#2 eating and drinking

This post is part of a series where I'm recording the appreciative thoughts and emotions associated with various spaces in our house. For context, read my post Thinking about houses.

The first dining table we bought was a round one. It had four rickety chairs and was bright glossy red. I found it in the trading post and drove to Bachhus March to pick it up in my chocolate brown HK station wagon. It cost us $25. We were so pleased to have it and after a couple of coats of white paint it even looked the part. Over the next 30 years, there were six more dining tables, chosen to suit the stage of life and style of home, including a white glass one in the apartment we rented on the Sunshine Coast.

Few items of furniture are as formative as a dining table, so we took our search for the one that would occupy this dining nook pretty seriously. The chestnut wood is polished smooth on the top, but the edges retain a rough and uneven finish - a nice bit of rustic luxury design. We chose low-back chairs to keep the space open. Soft pads on the bottom of the legs mean they slide quietly and easily on the polished floorboards and the grey fabric is just the right mix of comfort and everyday functionality. Although it is designed for eight, ten is pretty comfortable.

But what really makes the space is not so much the furniture as the nook itself. Externally it is annexed by a deck, and the dominance of clear glass invites the outside in. In the warmer months we sometimes open the doors to feel the breeze and hear the evening sounds of the town while we eat. The relaxed curve of the hammock, the rambling shapes and colours of the veggie garden and the clean lines of the fences and garden beds are close and therefore attract-ive so draw people from the living area to the table... the trees of the village park provide the backdrop.

Looking the other way, the open kitchen and lounge area make up the integrated communal areas. On the wall at the end is the only original painting we've ever bought. We spotted it at a market stall in Port Macquarie and arranged to pick it up from artist Lynne Bickhoff's home studio later in our yurting excursion. We bought it to hang behind the sofa in Brunswick and it later hung in my CityPoint apartment as a reminder of the continuity of life. We think it fits beautifully in its new home.

This is the place that Maria and Johanna sit to work. The placing of the windows and the proportions of the kink in the external wall that define the space give it a sense of separation, but it is  also bright, comfortable and thoroughly part of the living area.

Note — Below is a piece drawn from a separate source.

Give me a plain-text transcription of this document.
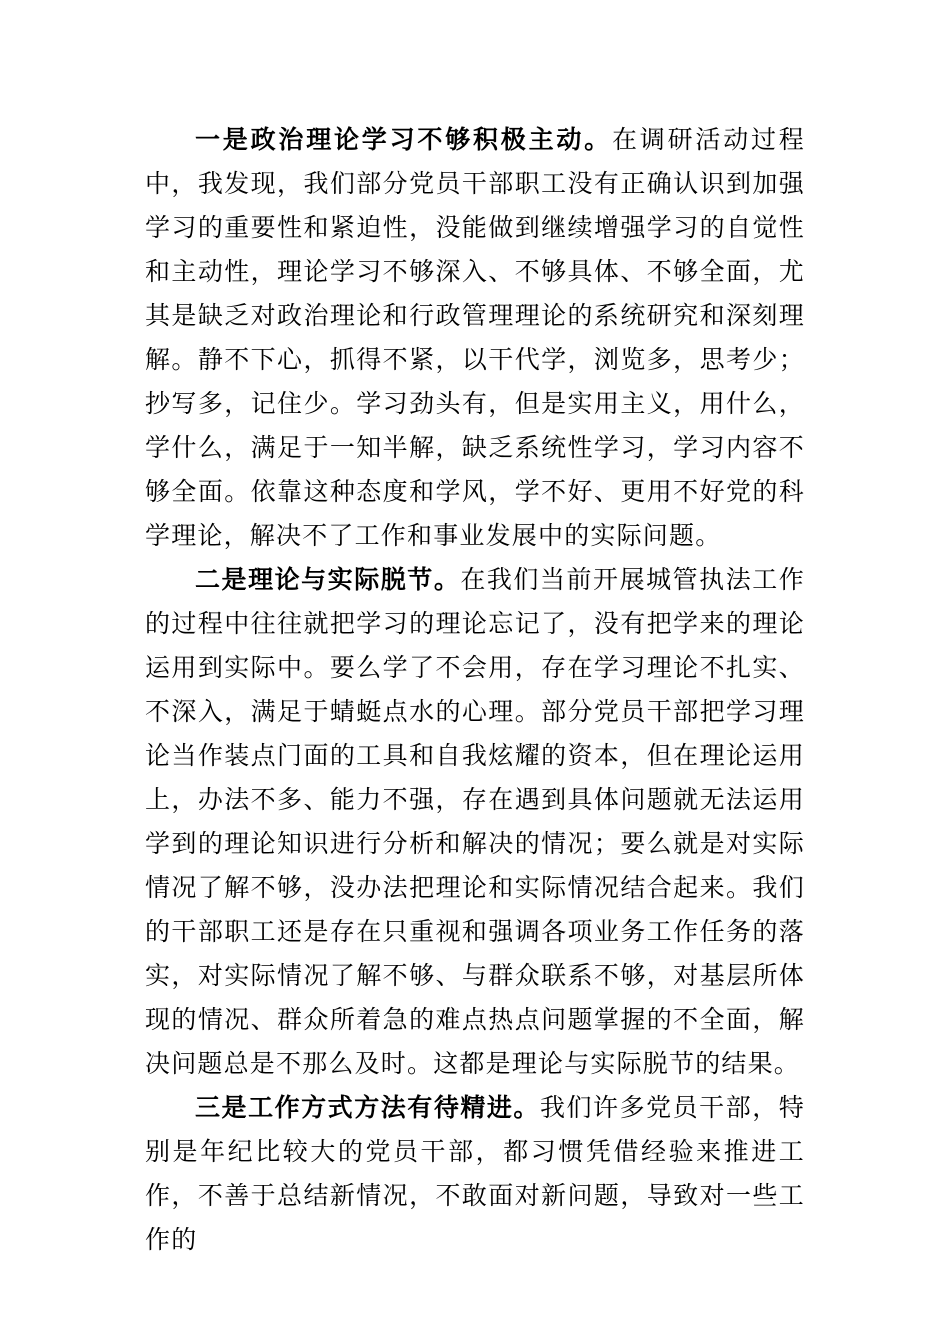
一是政治理论学习不够积极主动。在调研活动过程中，我发现，我们部分党员干部职工没有正确认识到加强学习的重要性和紧迫性，没能做到继续增强学习的自觉性和主动性，理论学习不够深入、不够具体、不够全面，尤其是缺乏对政治理论和行政管理理论的系统研究和深刻理解。静不下心，抓得不紧，以干代学，浏览多，思考少；抄写多，记住少。学习劲头有，但是实用主义，用什么，学什么，满足于一知半解，缺乏系统性学习，学习内容不够全面。依靠这种态度和学风，学不好、更用不好党的科学理论，解决不了工作和事业发展中的实际问题。

二是理论与实际脱节。在我们当前开展城管执法工作的过程中往往就把学习的理论忘记了，没有把学来的理论运用到实际中。要么学了不会用，存在学习理论不扎实、不深入，满足于蜻蜓点水的心理。部分党员干部把学习理论当作装点门面的工具和自我炫耀的资本，但在理论运用上，办法不多、能力不强，存在遇到具体问题就无法运用学到的理论知识进行分析和解决的情况；要么就是对实际情况了解不够，没办法把理论和实际情况结合起来。我们的干部职工还是存在只重视和强调各项业务工作任务的落实，对实际情况了解不够、与群众联系不够，对基层所体现的情况、群众所着急的难点热点问题掌握的不全面，解决问题总是不那么及时。这都是理论与实际脱节的结果。

三是工作方式方法有待精进。我们许多党员干部，特别是年纪比较大的党员干部，都习惯凭借经验来推进工作，不善于总结新情况，不敢面对新问题，导致对一些工作的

It is fitting that I am writing this on Easter Sunday. We've missed Rachel who is on the Overland Track and Alex who is at home recovering between shifts on a busy start to the AFL season, but the rest of our mob and a friend or two, have spent many hours this weekend eating seafood, cooked breakfasts, drinking tea, and of course eating chocolate and easter buns, around this table. It is the place we gravitate to to mix those two critical dimensions of life; communication and food.